I came up with the mnemonic ‘B.R.A.N.D.I.N.G.’
to assist executive teams to remember the following key points:

Be in touch
– the senior executive team must clearly understand, and in fact continually
articulate the brand message both inside and outside the organization. As Interbrand states in their report
— in so doing, the senior management is giving the business strategy a
recognizable face.

Recognition
— obviously, a strong awareness of your brand is critical.
Actually, strong awareness of your brand by
the right people
is the key.
This obviously consumes resources, which must be carefully
deployed. Consequently, choosing the
correct marketing approach and channels is critical.

Adaptability
– to local needs and situations will determine success in those areas. A brand which creates the wrong impression
or a negative connotation in a local area will not succeed and may damage the
organization’s reputation.

Needs
— top brands appeal at some level to human emotions. Understanding customer needs and wants and
making the right promises (that you will reliably meet) is a key part of the
strategy.

Delivery of
excellent products or services
— your customers or clients must come to
rely on the delivery of the characteristics they are looking for in your
product or service.

Indicators
of performance
— actively setting, measuring and managing performance
parameters and adjusting the strategy accordingly. Continually looking for new opportunities
to build brand value.

New (unique)
— at its best, a brand is an unmatched expression of an idea, which
customers or clients wish to be part of.

Great Surveillance — closely monitoring and acting on potential infringement of
rights.

The challenges of global brand strategy

The Interbrand survey focuses on brands that are
‘global’ — in their words, global brands are
‘available in many countries and, though they may differ from country
to country, the localized versions have a common goal and a similar
identity.’

Although it can be extremely successful, this is not always
the best strategy to adopt. A global
brand brings with it an extra set of challenges and costs associated with
achieving the consistency and scale of a global brand along with the intimacy
of a local brand.

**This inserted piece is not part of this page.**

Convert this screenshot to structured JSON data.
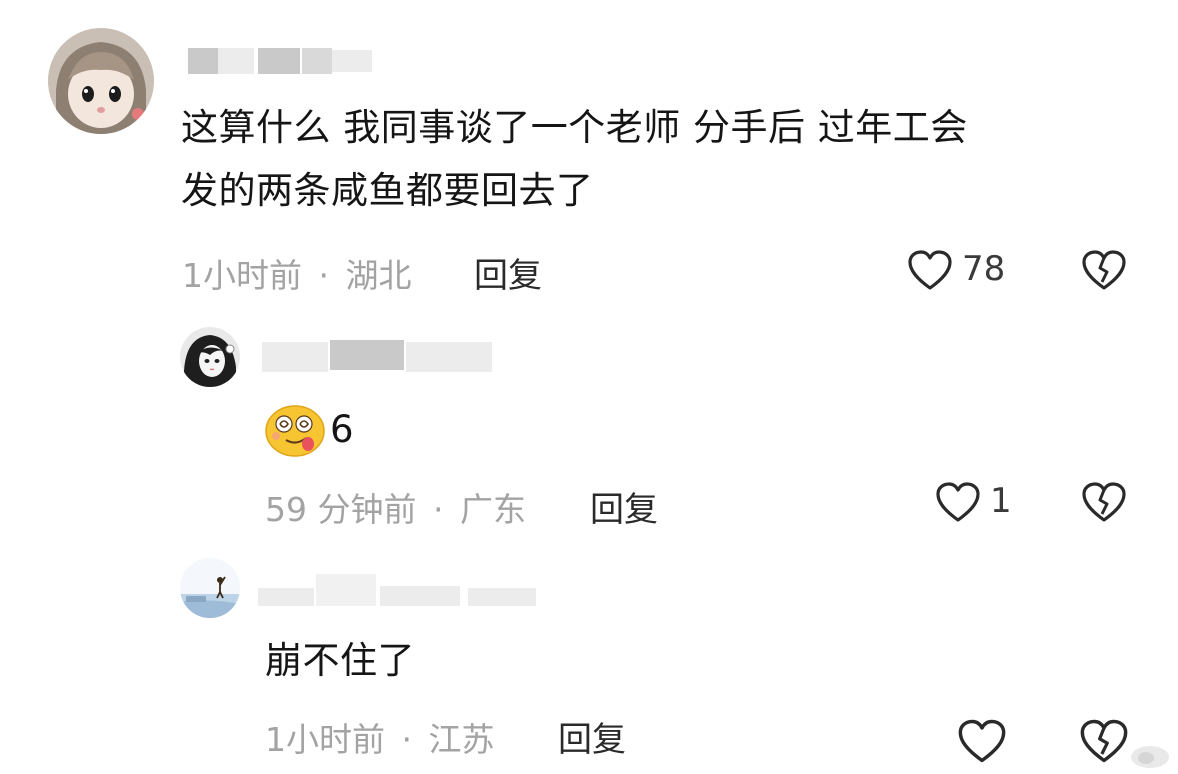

Choosing the right
communication strategy for each country (and culture) is a critical but
complex task.

Companies competing well in several markets may be seduced
into a global branding strategy which does not match the business strategy
for the organization. If this happens,
the company will find itself doing neither the local nor the global aspects
very well. Conversely, if it makes sense
for the business strategy to be global, then, of course, global branding is
also going to be critical.

The Interbrand report

For brands to be considered by the Interbrand report, they
must:

Originate from a publicly traded company
(presumably to allow access to the relevant financial data)

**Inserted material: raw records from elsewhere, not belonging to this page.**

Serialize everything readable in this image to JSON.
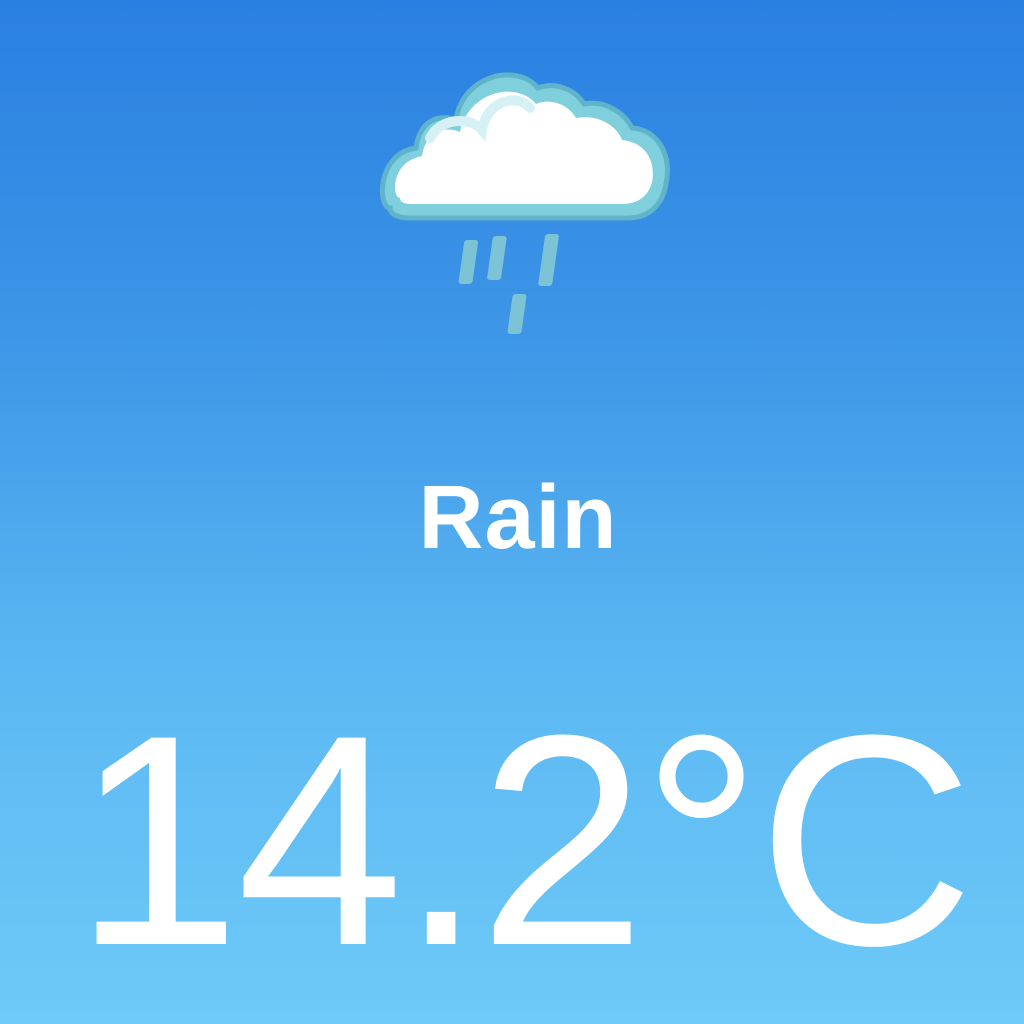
{
  "weather": {
    "icon": "rain-cloud-icon",
    "condition": "Rain",
    "temperature": "14.2°C"
  },
  "colors": {
    "background_top": "#2a7fe0",
    "background_bottom": "#6ecaf7",
    "text": "#ffffff",
    "cloud_fill": "#ffffff",
    "cloud_outline": "#7fcfdc",
    "rain_drops": "#7cc3d6"
  }
}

have at least one third of revenue generated outside the country of
origin

be a market-facing brand

have a positive Economic Value Added (EVA)

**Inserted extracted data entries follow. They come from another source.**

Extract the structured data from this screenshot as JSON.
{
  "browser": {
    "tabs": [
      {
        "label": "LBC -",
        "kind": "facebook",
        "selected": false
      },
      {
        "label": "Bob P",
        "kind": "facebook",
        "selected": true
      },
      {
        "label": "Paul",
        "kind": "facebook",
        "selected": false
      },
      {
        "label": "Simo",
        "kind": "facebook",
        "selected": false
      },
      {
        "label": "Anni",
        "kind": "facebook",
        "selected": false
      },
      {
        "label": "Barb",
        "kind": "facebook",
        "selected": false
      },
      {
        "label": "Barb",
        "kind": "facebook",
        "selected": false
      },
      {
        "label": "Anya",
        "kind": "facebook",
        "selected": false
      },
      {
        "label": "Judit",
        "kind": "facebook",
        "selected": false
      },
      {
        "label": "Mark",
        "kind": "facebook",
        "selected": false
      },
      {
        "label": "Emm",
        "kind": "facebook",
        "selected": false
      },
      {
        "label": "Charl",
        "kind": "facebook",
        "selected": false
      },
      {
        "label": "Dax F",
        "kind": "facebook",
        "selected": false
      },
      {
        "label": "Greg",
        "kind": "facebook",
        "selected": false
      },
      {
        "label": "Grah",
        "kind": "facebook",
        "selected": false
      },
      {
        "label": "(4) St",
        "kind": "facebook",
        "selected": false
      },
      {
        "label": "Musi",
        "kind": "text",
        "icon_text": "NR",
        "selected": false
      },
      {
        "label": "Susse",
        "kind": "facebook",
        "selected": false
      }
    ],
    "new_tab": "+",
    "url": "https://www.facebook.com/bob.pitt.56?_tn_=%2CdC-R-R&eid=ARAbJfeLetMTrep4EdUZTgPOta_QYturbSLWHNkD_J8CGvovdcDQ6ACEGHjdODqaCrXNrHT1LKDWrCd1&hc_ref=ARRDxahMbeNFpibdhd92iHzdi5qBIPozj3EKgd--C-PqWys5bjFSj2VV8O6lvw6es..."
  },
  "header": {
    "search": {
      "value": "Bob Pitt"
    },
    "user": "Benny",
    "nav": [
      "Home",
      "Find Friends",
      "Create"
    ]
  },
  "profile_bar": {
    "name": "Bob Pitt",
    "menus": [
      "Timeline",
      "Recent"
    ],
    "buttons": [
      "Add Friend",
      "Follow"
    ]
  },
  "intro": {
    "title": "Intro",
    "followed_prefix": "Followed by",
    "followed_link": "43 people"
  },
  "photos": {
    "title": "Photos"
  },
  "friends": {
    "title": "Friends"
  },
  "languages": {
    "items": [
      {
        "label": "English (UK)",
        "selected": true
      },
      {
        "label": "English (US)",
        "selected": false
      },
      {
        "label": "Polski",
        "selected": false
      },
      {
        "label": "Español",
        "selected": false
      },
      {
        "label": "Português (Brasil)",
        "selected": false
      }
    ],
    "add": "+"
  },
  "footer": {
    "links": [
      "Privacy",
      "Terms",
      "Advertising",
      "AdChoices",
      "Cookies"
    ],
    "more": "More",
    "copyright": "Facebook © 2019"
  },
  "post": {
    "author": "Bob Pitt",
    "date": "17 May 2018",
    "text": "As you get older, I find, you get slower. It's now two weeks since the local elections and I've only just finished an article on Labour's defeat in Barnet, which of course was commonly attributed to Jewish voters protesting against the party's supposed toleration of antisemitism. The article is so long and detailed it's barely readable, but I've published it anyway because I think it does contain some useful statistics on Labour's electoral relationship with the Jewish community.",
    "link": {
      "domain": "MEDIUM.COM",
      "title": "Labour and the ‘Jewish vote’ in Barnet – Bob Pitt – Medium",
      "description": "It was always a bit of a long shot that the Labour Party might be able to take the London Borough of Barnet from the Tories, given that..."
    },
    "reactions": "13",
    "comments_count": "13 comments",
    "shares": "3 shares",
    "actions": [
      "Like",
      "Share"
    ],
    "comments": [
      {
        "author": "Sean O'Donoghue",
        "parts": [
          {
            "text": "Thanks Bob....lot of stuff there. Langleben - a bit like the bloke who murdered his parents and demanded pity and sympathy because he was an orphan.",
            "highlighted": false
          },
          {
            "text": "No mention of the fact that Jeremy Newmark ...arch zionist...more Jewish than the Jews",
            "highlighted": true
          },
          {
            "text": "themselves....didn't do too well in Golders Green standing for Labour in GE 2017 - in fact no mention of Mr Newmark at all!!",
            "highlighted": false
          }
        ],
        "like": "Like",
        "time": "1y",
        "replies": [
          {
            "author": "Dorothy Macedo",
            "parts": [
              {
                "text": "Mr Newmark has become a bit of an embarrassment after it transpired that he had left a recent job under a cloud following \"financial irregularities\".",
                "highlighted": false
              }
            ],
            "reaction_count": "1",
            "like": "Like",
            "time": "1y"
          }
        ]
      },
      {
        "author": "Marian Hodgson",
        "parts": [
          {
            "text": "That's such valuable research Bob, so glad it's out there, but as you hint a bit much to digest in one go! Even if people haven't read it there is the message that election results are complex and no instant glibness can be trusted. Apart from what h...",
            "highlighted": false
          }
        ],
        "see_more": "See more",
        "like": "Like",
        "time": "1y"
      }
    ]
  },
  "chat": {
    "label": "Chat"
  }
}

not have a purely b2b single audience with no wider public profile or
awareness.

As Interbrand admits, this excludes well known high-value
brands such as Mars which is privately held and Wal-mart which is not
sufficiently global.

The numbers

Here are some statistics from the report (most of which are
mentioned in the report itself):

The top five global brands:

are: Coca-Cola (US $ 67B), Microsoft ($57B), IBM ($56B), GE ($49B),
Intel ($32B);

were ranked (and valued) as follows
in 2001):

Coca Cola (1), ($69 B); Microsoft
(2), ($65.1B), IBM (3) ($53B), GE (4) ($42B), Intel (6) ($35B)

In other
words, 3 of the top 5 global brands have lost value since 2001.

Interestingly,
3 of the top 5 are in the IT business — no doubt because of the
‘readily global’ nature of that business.

The top 100 global brands:

are collectively worth US $ 1.1 trillion dollars.

originate from 13 countries

mostly from the USA
(51), Germany (9), Japan (8) and France (8)

In the 12 months since the 2005 survey:

the biggest losses were by: Gap (down 22% to US $ 6.4M), Ford (down 16%
to US $ 11 M), and Kodak, (down 12% to US $ 4.4M).

the biggest gains were by Google (up 46% to US $12.4M), Starbucks (up
20% to US $ 3.1M), and eBay, Motorola, and Hyundai, each up
approximately 18% to US $6.8M, US $4.6M, and US $4.1M respectively.